Besides physical developmental advantages, co-sleeping may also promote long-term emotional health. In long-term follow-up studies of infants who slept with their parents and those who slept alone, the children who co-slept were happier, less anxious, had higher self-esteem, were less likely to be afraid of sleep, had fewer behavioral problems, tended to be more comfortable with intimacy, and were generally more independent as adults.

===Products for infants===
There are several products that claim they can be used to facilitate safe co-sleeping with an infant however these claims are not evidence based:
- special-purpose bedside bassinets, sidecar sleepers and bedside sleepers, which attach directly to the side of an adult bed and are open to the parent's side, but have barriers on the other three sides.
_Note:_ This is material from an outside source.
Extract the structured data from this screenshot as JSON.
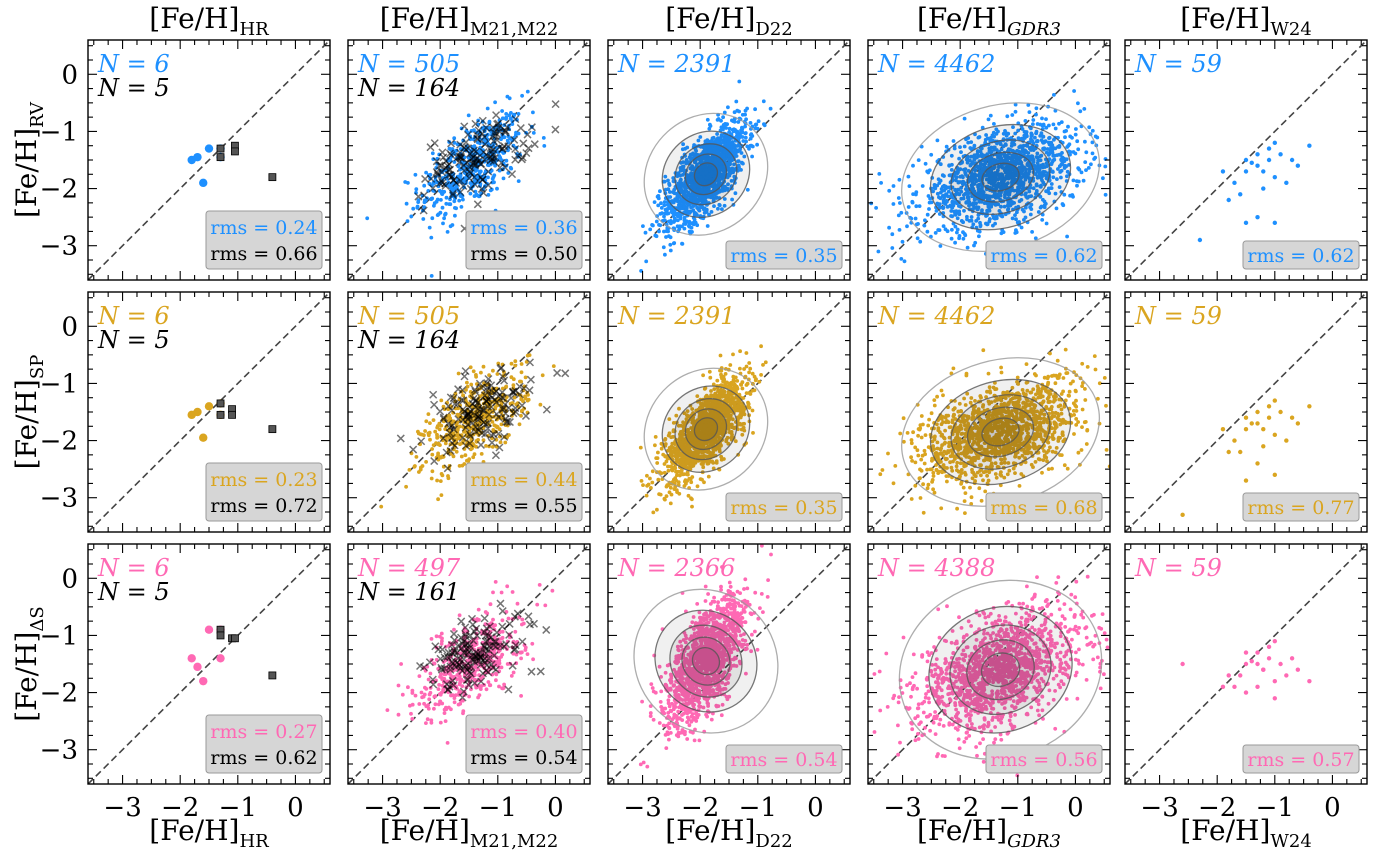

- bed top co-sleeping products designed to prevent the baby from rolling off the adult bed and to absorb breastmilk and other nighttime leaks.
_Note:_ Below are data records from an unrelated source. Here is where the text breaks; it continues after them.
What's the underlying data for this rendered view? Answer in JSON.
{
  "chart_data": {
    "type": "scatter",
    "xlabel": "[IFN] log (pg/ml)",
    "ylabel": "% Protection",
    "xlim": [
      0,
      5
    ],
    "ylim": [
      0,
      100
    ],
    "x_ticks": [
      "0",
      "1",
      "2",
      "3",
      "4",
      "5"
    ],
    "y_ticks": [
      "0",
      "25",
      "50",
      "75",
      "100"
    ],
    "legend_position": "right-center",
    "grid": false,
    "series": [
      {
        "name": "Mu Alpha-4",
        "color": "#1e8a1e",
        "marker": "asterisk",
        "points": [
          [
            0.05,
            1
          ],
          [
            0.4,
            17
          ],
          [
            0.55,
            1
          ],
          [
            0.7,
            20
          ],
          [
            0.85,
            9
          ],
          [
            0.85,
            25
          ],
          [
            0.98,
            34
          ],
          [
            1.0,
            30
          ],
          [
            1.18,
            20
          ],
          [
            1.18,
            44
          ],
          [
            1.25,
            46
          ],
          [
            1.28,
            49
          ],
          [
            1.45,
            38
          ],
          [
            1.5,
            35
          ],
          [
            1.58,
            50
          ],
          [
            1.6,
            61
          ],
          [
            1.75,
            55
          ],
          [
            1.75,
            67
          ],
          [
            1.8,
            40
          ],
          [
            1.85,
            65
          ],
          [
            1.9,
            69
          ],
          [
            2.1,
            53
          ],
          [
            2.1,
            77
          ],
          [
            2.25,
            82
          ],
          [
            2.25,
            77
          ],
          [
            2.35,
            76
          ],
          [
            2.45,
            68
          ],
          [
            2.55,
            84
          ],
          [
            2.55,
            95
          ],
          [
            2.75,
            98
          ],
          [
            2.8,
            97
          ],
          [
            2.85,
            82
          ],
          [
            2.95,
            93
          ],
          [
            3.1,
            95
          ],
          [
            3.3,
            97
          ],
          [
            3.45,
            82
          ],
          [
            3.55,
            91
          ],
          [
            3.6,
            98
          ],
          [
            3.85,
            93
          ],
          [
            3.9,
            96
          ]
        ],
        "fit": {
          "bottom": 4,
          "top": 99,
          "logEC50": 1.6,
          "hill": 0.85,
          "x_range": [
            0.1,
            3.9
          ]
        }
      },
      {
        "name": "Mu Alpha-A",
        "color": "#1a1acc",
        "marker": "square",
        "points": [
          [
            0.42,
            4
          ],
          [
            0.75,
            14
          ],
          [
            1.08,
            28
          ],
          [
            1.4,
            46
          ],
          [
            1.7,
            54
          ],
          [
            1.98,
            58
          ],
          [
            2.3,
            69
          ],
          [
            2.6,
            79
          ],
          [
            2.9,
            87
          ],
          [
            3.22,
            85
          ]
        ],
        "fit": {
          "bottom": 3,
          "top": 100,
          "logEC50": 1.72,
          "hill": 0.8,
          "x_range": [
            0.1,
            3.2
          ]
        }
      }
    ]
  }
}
- side rails to prevent the child from rolling off the adult bed.
- co-sleeping infant enclosures which are placed directly in the adult bed.
- specially designed separate sleeping bags for parents and infants which prevent covers being inadvertently pulled over the baby's head.
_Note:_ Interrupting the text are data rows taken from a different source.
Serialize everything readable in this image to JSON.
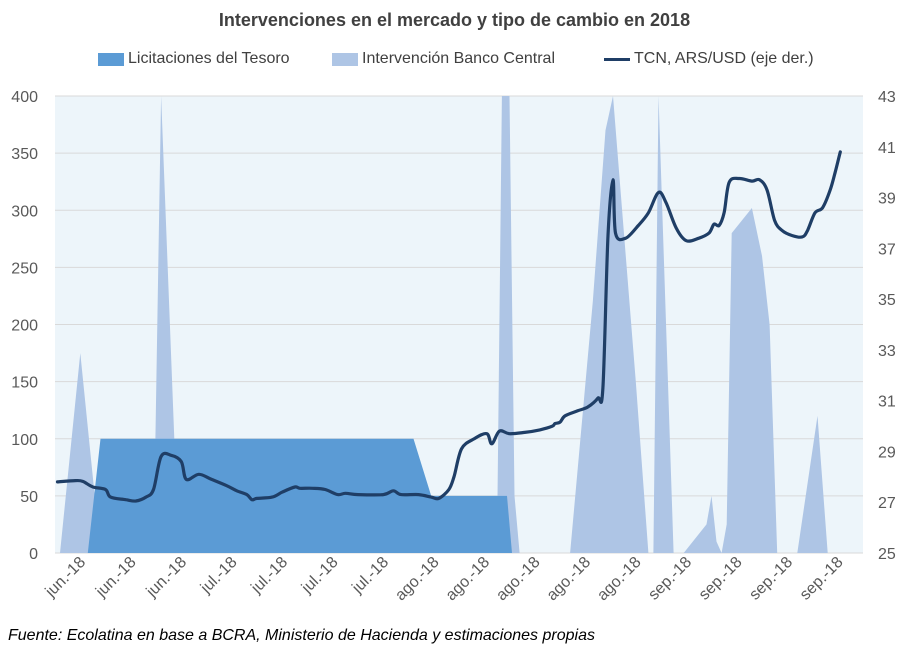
{
  "chart_data": {
    "type": "area",
    "title": "Intervenciones en el mercado y tipo de cambio en 2018",
    "source": "Fuente: Ecolatina en base a BCRA, Ministerio de Hacienda y estimaciones propias",
    "categories": [
      "jun.-18",
      "jun.-18",
      "jun.-18",
      "jul.-18",
      "jul.-18",
      "jul.-18",
      "jul.-18",
      "ago.-18",
      "ago.-18",
      "ago.-18",
      "ago.-18",
      "ago.-18",
      "sep.-18",
      "sep.-18",
      "sep.-18",
      "sep.-18"
    ],
    "x_range": [
      0,
      16
    ],
    "y_left": {
      "range": [
        0,
        400
      ],
      "ticks": [
        0,
        50,
        100,
        150,
        200,
        250,
        300,
        350,
        400
      ]
    },
    "y_right": {
      "range": [
        25,
        43
      ],
      "ticks": [
        25,
        27,
        29,
        31,
        33,
        35,
        37,
        39,
        41,
        43
      ]
    },
    "grid": true,
    "legend_position": "top",
    "series": [
      {
        "name": "Licitaciones del Tesoro",
        "kind": "area",
        "axis": "left",
        "color": "#5b9bd5",
        "points": [
          [
            0.65,
            0
          ],
          [
            0.9,
            100
          ],
          [
            7.1,
            100
          ],
          [
            7.45,
            50
          ],
          [
            8.95,
            50
          ],
          [
            9.05,
            0
          ]
        ]
      },
      {
        "name": "Intervención Banco Central",
        "kind": "area",
        "axis": "left",
        "color": "#aec5e5",
        "points": [
          [
            0.1,
            0
          ],
          [
            0.5,
            175
          ],
          [
            0.9,
            0
          ],
          [
            1.95,
            0
          ],
          [
            2.1,
            400
          ],
          [
            2.45,
            0
          ],
          [
            8.75,
            0
          ],
          [
            8.85,
            400
          ],
          [
            9.0,
            400
          ],
          [
            9.1,
            50
          ],
          [
            9.2,
            0
          ],
          [
            10.2,
            0
          ],
          [
            10.65,
            220
          ],
          [
            10.9,
            370
          ],
          [
            11.05,
            400
          ],
          [
            11.5,
            150
          ],
          [
            11.75,
            0
          ],
          [
            11.85,
            0
          ],
          [
            11.95,
            400
          ],
          [
            12.25,
            0
          ],
          [
            12.45,
            0
          ],
          [
            12.9,
            25
          ],
          [
            13.0,
            50
          ],
          [
            13.1,
            10
          ],
          [
            13.2,
            0
          ],
          [
            13.2,
            0
          ],
          [
            13.3,
            25
          ],
          [
            13.4,
            280
          ],
          [
            13.8,
            302
          ],
          [
            14.0,
            260
          ],
          [
            14.15,
            200
          ],
          [
            14.3,
            0
          ],
          [
            14.7,
            0
          ],
          [
            15.1,
            120
          ],
          [
            15.3,
            0
          ]
        ]
      },
      {
        "name": "TCN, ARS/USD (eje der.)",
        "kind": "line",
        "axis": "right",
        "color": "#1f3e66",
        "points": [
          [
            0.05,
            27.8
          ],
          [
            0.4,
            27.85
          ],
          [
            0.55,
            27.82
          ],
          [
            0.75,
            27.6
          ],
          [
            1.0,
            27.5
          ],
          [
            1.1,
            27.2
          ],
          [
            1.4,
            27.1
          ],
          [
            1.6,
            27.05
          ],
          [
            1.8,
            27.2
          ],
          [
            1.95,
            27.5
          ],
          [
            2.1,
            28.8
          ],
          [
            2.3,
            28.85
          ],
          [
            2.5,
            28.6
          ],
          [
            2.6,
            27.9
          ],
          [
            2.85,
            28.1
          ],
          [
            3.1,
            27.9
          ],
          [
            3.4,
            27.65
          ],
          [
            3.6,
            27.45
          ],
          [
            3.8,
            27.3
          ],
          [
            3.9,
            27.1
          ],
          [
            4.0,
            27.15
          ],
          [
            4.3,
            27.2
          ],
          [
            4.5,
            27.4
          ],
          [
            4.75,
            27.6
          ],
          [
            4.85,
            27.55
          ],
          [
            5.1,
            27.55
          ],
          [
            5.35,
            27.5
          ],
          [
            5.6,
            27.3
          ],
          [
            5.75,
            27.35
          ],
          [
            6.0,
            27.3
          ],
          [
            6.5,
            27.3
          ],
          [
            6.7,
            27.45
          ],
          [
            6.85,
            27.3
          ],
          [
            7.2,
            27.3
          ],
          [
            7.45,
            27.2
          ],
          [
            7.6,
            27.15
          ],
          [
            7.8,
            27.5
          ],
          [
            7.9,
            28.0
          ],
          [
            8.05,
            29.1
          ],
          [
            8.3,
            29.5
          ],
          [
            8.55,
            29.7
          ],
          [
            8.65,
            29.3
          ],
          [
            8.8,
            29.8
          ],
          [
            9.0,
            29.7
          ],
          [
            9.3,
            29.75
          ],
          [
            9.6,
            29.85
          ],
          [
            9.85,
            30.0
          ],
          [
            9.9,
            30.1
          ],
          [
            10.0,
            30.15
          ],
          [
            10.1,
            30.4
          ],
          [
            10.35,
            30.6
          ],
          [
            10.55,
            30.75
          ],
          [
            10.75,
            31.1
          ],
          [
            10.85,
            31.5
          ],
          [
            10.95,
            37.5
          ],
          [
            11.05,
            39.7
          ],
          [
            11.1,
            37.6
          ],
          [
            11.3,
            37.4
          ],
          [
            11.55,
            37.9
          ],
          [
            11.75,
            38.4
          ],
          [
            11.95,
            39.2
          ],
          [
            12.1,
            38.8
          ],
          [
            12.3,
            37.8
          ],
          [
            12.5,
            37.3
          ],
          [
            12.75,
            37.4
          ],
          [
            12.95,
            37.6
          ],
          [
            13.05,
            37.95
          ],
          [
            13.15,
            37.9
          ],
          [
            13.25,
            38.4
          ],
          [
            13.35,
            39.6
          ],
          [
            13.55,
            39.75
          ],
          [
            13.8,
            39.65
          ],
          [
            13.95,
            39.7
          ],
          [
            14.1,
            39.3
          ],
          [
            14.25,
            38.1
          ],
          [
            14.4,
            37.7
          ],
          [
            14.6,
            37.5
          ],
          [
            14.8,
            37.45
          ],
          [
            14.9,
            37.7
          ],
          [
            15.05,
            38.4
          ],
          [
            15.2,
            38.6
          ],
          [
            15.35,
            39.3
          ],
          [
            15.45,
            40.0
          ],
          [
            15.55,
            40.8
          ]
        ]
      }
    ]
  }
}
- wahakura : A simple woven basket that allows babies to safely sleep in the same bed as parents.

==Prevalence==
A study of a small population in Northeast England showed a variety of nighttime parenting strategies and that 65% of the sample had bed-shared, 95% of them having done so with both parents. The study reported that some of the parents found bedsharing effective, yet were covert in their practices, fearing disapproval of health professionals and relatives. A National Center for Health Statistics survey from 1991 to 1999 found that 25% of American families always, or almost always, slept with their baby in bed, 42% slept with their baby sometimes, and 32% never bed-shared with their baby.

==Factors==
===Socioeconomic factors===
Initial assumptions on co-sleeping may place it in a context of income and socioeconomic status. Generally, families of low socioeconomic status will be unable to afford a separate room for a child while those of high socioeconomic status can more easily afford a home with a sufficient number of rooms. However, statistical data shows the prevalence of co-sleeping in wealthy Japanese families and the ability of poor Western families to still find a separate space for their child, suggests that the acceptance of co-sleeping is a result of culture.

===Cultural factors===
Several studies show that the prevalence of co-sleeping is a result of cultural preference. In a study of 19 nations, a trend emerged, depicting a widely accepted practice of co-sleeping in Asian, African, and Latin American countries, while European and North American countries rarely practiced it. This trend resulted mostly from the respective fears of parents: Asian, African, and Latin American parents worried about the separation between the parents and the child, while European and North American parents feared a lack of privacy for both the parents and the child.